Spotting a big bottle of Parfums de Nicolai Number One Intense, I grabbed it and sprayed it on the back of my arm. I was immediately transported. This was a Chypre, Goddammit. A real-life, honest-to-goodness Chypre with a capital C. In the middle of all these cool, trendy, somewhat “out there” niche perfumes, this perfume felt like the air was splitting open to reveal a third dimension, allowing me to slip into a dark, cool forest, its atmosphere sodden with the inky, bitter smell of oakmoss absolute and thick with jasmine.

“Smell this,” I urged Ana, excited and grinning like a love-struck fool, “Now this is a real chypre, right?” Ana smelled my arm, and made a little face. “A little bit too polite,” she said, “A real ladies-who-lunch kind of scent. Not sensual enough for me.” She also noted that it was more about tuberose than jasmine, and that it also smelled a little like Odalisque, which she owns. And she is correct, of course, on both scores. But I can’t explain it – right there, at that moment, this unassuming little thing – a De Nicolai! – was the most exciting thing in the shop for me.

When I got back to the apartment that night, I looked up the reviews, and to my surprise, they backed Ana up on the general tone of the fragrance – a nice, somewhat staid white floral in the classical French manner. Patricia de Nicolai had won the Mouillette d’Or for Best International Perfume Creator in 1989 with Number One.

But I insisted – no, no, I smell oakmoss! This is surely a floral chypre. A sexy, jasmine-soaked chypre with a dark, womanly feel to it. I convinced myself that I needed it in my life and that I’d be the only person on earth to divine the true sexual, earth mother, Goddess-like nature of this perfume that everyone else thought was boring. I would walk the streets leaving a trail of devastated men in my wake.

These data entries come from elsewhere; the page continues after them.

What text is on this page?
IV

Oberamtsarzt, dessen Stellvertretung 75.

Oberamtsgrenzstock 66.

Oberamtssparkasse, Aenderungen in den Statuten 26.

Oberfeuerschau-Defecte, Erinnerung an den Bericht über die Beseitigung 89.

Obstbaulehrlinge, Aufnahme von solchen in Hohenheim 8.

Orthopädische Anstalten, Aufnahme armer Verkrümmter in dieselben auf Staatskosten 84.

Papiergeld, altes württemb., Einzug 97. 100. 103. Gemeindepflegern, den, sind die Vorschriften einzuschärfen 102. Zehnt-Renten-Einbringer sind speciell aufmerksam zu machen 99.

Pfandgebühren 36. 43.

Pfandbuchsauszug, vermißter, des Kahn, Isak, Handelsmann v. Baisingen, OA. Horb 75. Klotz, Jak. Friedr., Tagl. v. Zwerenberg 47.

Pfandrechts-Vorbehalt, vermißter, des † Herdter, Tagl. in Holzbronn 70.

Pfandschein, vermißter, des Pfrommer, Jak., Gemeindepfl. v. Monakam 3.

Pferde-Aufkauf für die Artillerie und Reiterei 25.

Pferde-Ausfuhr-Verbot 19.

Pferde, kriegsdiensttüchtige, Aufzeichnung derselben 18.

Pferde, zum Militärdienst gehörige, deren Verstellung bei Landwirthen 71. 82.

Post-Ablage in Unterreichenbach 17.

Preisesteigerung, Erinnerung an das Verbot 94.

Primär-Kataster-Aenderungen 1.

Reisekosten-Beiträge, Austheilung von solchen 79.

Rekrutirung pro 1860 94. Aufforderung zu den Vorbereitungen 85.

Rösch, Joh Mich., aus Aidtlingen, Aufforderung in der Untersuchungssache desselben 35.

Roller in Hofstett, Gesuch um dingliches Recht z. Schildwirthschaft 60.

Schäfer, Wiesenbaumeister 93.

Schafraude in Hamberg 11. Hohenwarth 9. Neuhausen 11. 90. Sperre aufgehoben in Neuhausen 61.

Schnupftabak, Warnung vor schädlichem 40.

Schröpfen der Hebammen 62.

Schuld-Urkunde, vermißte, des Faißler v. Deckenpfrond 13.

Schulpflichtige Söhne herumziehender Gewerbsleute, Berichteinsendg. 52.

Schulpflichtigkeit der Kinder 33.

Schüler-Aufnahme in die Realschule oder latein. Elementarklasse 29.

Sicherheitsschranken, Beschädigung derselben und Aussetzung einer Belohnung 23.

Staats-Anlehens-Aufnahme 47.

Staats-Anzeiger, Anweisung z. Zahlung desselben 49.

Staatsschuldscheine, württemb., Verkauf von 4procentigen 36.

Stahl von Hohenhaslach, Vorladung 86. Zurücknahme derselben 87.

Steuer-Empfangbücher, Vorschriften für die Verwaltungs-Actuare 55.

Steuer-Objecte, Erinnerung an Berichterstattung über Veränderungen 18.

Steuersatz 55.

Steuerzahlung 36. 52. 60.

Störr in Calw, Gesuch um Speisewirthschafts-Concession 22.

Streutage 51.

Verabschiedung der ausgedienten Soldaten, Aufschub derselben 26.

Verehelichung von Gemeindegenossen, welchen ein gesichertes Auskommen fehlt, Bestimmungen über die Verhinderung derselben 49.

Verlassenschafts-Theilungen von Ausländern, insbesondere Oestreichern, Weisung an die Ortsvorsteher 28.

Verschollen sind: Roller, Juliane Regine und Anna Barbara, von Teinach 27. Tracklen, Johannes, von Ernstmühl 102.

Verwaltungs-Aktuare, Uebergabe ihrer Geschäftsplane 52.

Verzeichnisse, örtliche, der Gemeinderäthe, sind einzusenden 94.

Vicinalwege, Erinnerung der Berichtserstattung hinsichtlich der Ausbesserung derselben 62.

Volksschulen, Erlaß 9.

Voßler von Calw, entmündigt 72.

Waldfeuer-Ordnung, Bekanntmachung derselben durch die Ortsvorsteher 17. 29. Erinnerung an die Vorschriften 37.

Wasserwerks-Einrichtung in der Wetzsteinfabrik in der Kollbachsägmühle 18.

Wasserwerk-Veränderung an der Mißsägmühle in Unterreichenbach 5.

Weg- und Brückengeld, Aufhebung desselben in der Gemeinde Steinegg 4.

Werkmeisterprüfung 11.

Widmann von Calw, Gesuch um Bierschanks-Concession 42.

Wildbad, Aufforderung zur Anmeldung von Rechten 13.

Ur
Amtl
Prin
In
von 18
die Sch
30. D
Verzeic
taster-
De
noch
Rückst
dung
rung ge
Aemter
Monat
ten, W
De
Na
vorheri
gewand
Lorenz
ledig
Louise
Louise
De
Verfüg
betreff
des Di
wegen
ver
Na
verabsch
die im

So, after a month of humming and hawing I ordered a small bottle of it directly from Parfums de Nicolai.

Yeah, so….I was wrong.

This is not sexy. It’s also, as Fragrantica and Basenotes correctly identified, not a chypre but a white floral. There is a smidgen of oakmoss absolute in the formula, but it’s not enough, no, not nearly enough, to spread a much-needed dark, velvety layer of forest under the feet of the sumptuous white florals.

And without the chypre bitterness, this is truly all about a big block of white flowers – orange blossom, jasmine, tuberose – bleeding into each other and smoothing out any of the individual, interesting identifiers of each flower. There are no fruity indoles from the jasmine, no buttery, mentholated weirdness from the tuberose, and no honeyed orange notes from the orange blossom.

It’s, well, it’s “Nights in White Satin” (“I looooovvveee yeeeewwwwww”) and shoulder pads and big hair, and it’s also, clearly, Giorgio.

downloadA friend of mine wears this, but she is a young, hot, sexy girl who has hordes of men panting after her. I think that in order to wear something as old-fashioned as Number One, you have to either wear it with irony, or you have to be beautiful enough yourself to subvert the essential staidness of the fragrance.

But I’m mostly too tired to be ironic, and I’m not cool or sexy enough to make it ripe. I guess I’ll have to reserve it for those special occasions when I want to clear an elevator and make people hate perfume all over again.